Ellen looked very sympathizing when she came in with his tea, and found his dinner untouched.
“Eat your tea, Master Fred,” she said, gently. “The like of ye can’t go without your victuals, no way. I don’t know what you’ve done, but I ain’t afeared there is any great harm in it, though your collar is on crooked and there’s a tear in your jacket, to say nothing of a black and blue place under your left eye. But eat your tea. Here’s some fruit cake Biddy sent o’ purpose.”
Somebody did think of and feel sorry for him! Fred felt comforted on the instant by Ellen’s kind words and Biddy’s plum cake; and I must say, ate a hearty, hungry boy’s supper; then went to bed and slept soundly until late the next morning.
We have not space to follow Fred through the tediousness of the following week. His father strictly carried out the punishment to the letter No one came near him but Ellen, though he heard the voices of his sisters and the usual happy home sounds constantly about him.
Had Fred really been guilty, even in the matter of a street fight, he would have been the unhappiest boy living during this time; but we know he was not, so we shall be glad to hear that with his books and the usual medley of playthings with which a boy’s room is piled, he contrived to make the time pass without being very wretched. It was the disgrace of being punished, the lost position in school, and above all, the triumph which it would be to Sam, which made him the most miserable. The very injustice of the thing was its balm in this case. May it be so, my young readers, with any punishment which may ever happen to you!
All these things, however, were opening the way to make Fred’s revenge, when it came, the more complete.
*****
Fred Sargent, of course, had lost his place, and was subjected to a great many curious inquiries when he returned to school.
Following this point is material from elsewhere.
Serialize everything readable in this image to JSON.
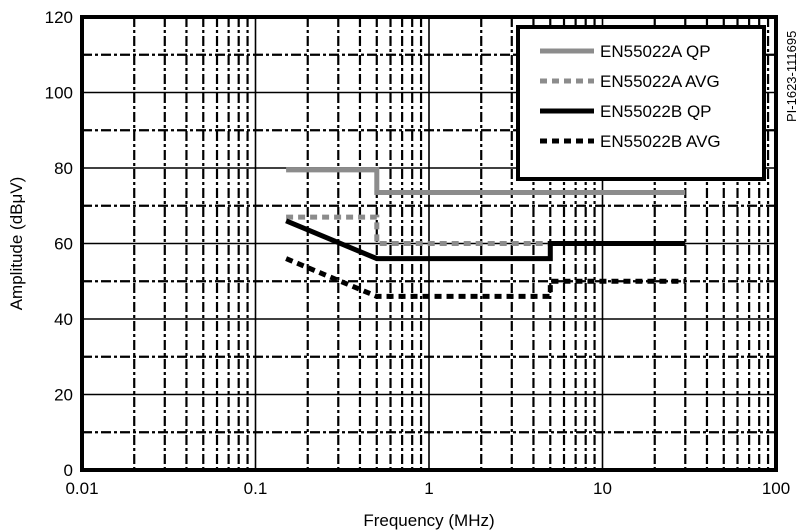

He had done his best, in his room, to keep up with his class, but his books, studied “in prison,” as he had learned to call it, and in the sitting-room, with his sister Nellie and his mother to help him, were very different things. Still, “doing your best” always brings its reward; and let me say in passing, before the close of the month Fred had won his place again.
This was more easily done than satisfying the kind inquiries of the boys. So after trying the first day to evade them, Fred made a clean breast of it and told the whole story.
I think, perhaps, Mr. Sargent’s severe and unjust discipline had a far better effect upon the boys generally than upon Fred particularly. They did not know how entirely Fred had acted on the defensive, and so they received a lesson which most of them never forgot on the importance which a kind, genial man, with a smile and a cheery word for every child in town, attached to brawling.
After all, the worst effect of this punishment came upon Sam Crandon himself. Very much disliked as his wicked ways had made him before, he was now considered as a town nuisance. Everybody avoided him, and when forced to speak to him did so in the coldest, and often in the most unkind manner.